Richardson Law School student will work as summer intern on Capitol Hill

University of Hawaiʻi at Mānoa
Contact:
Beverly Creamer, (808) 389-5736
Media Consultant, William S. Richardson School of Law
Posted: May 15, 2014

The Ahu family in Miloli`i, with Janna standing on porch at right near pillar.
The Ahu family in Miloli`i, with Janna standing on porch at right near pillar.
Janna "Wehi" Ahu
Janna "Wehi" Ahu

William S. Richardson School of Law student Janna Wehilani "Wehi" Ahu, whose family comes from the tiny fishing village of Miloli‘i on Hawai‘i Island, has been named the 2014 Patsy T. Mink Legislative Fellow.  She receives a $5,000 stipend from the Law School to pay for a summer internship in Washington D.C., working in the office of U.S. Sen. Mazie Hirono for 10 weeks.

Ahu is completing her first year at Richardson Law School on the UH Mānoa campus, and was inspired to study law because of problems faced by the small village of 400 people who struggle to maintain their traditional culture around subsistence fishing and hunting.

"I want to focus on fisheries management, and I came to law school to learn how to keep our fisheries healthy," said Ahu.  She is particularly hopeful about trying to get funding to help protect the fishery of tiny opelu in the waters off Miloli‘i.

Ahu first learned to speak Hawaiian from her grandmother, a native speaker, and continued her studies at Kamehameha and UH Manoa.  Her childhood was spent both in Hilo and with in Miloli‘i.

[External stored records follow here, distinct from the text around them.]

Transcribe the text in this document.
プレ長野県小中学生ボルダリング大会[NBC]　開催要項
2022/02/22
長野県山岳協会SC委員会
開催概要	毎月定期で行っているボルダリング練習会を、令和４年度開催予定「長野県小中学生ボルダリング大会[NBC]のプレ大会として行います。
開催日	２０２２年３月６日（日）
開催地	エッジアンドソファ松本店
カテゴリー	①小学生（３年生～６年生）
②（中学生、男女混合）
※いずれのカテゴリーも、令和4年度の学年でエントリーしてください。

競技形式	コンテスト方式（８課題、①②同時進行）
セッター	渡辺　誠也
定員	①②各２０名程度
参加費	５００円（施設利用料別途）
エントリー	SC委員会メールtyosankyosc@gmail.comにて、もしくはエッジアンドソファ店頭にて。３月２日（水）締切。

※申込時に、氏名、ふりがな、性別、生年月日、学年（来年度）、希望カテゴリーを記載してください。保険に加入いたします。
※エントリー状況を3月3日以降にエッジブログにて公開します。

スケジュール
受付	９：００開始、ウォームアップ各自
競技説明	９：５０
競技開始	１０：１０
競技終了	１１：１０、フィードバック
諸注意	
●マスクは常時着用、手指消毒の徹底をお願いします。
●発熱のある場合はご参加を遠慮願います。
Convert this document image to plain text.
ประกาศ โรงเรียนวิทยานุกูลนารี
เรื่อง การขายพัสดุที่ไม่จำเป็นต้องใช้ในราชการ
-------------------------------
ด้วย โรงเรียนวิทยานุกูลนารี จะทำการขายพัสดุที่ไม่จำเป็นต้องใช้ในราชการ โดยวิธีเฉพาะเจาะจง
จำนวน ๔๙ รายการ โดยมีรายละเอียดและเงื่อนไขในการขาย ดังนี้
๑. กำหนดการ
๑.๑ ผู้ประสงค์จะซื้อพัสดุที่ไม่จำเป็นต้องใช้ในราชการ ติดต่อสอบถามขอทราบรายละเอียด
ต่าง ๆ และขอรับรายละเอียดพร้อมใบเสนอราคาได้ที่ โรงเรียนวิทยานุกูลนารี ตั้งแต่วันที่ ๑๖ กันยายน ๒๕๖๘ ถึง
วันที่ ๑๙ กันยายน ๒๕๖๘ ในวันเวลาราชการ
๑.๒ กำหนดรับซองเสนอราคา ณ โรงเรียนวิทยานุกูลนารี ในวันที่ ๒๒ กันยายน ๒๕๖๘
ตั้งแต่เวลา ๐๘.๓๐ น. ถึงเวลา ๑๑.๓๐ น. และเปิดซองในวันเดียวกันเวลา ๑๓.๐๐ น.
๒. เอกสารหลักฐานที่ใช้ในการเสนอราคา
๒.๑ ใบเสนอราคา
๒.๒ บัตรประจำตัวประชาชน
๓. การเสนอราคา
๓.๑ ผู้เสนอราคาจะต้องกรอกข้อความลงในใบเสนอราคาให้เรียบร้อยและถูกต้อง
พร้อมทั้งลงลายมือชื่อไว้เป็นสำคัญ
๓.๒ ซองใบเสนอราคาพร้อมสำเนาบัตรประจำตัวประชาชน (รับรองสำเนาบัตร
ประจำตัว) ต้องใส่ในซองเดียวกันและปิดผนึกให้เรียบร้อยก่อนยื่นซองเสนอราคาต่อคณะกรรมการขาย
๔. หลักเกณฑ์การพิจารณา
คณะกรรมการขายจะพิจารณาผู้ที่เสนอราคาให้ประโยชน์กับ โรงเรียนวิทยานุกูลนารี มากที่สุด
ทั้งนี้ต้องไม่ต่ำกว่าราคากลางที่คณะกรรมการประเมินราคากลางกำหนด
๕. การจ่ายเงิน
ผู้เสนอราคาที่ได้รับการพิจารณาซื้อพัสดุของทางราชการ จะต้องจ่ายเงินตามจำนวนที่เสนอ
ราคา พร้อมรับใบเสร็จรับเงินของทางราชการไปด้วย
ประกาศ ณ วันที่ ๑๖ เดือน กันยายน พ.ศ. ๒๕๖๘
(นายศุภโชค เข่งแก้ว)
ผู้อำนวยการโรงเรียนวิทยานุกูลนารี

This is the 12th anniversary of the landmark fellowship launched by UH law students in 2002, the year of Mink’s death, to honor her legacy and to provide an extraordinary educational experience.  The Mink Fellowship, which has helped chart the careers of past recipients, provides an extraordinary opportunity to participate in leadership at the national level.  Awardees are encouraged to research areas in which they are particularly interested.

One of Congresswoman Mink’s crowning achievements in her 24 years in the U.S. House of Representatives was the co-authorship and passage of Title IX, a portion of the Education Amendments of 1972 that provided women equal access to opportunities in education. Mink was a force for gender and racial equality, partly fueled by discrimination she suffered as a young professional woman. “I can’t change the past,” Mink often said, “but I can certainly help somebody else in the future so they don’t have to go through what I did.”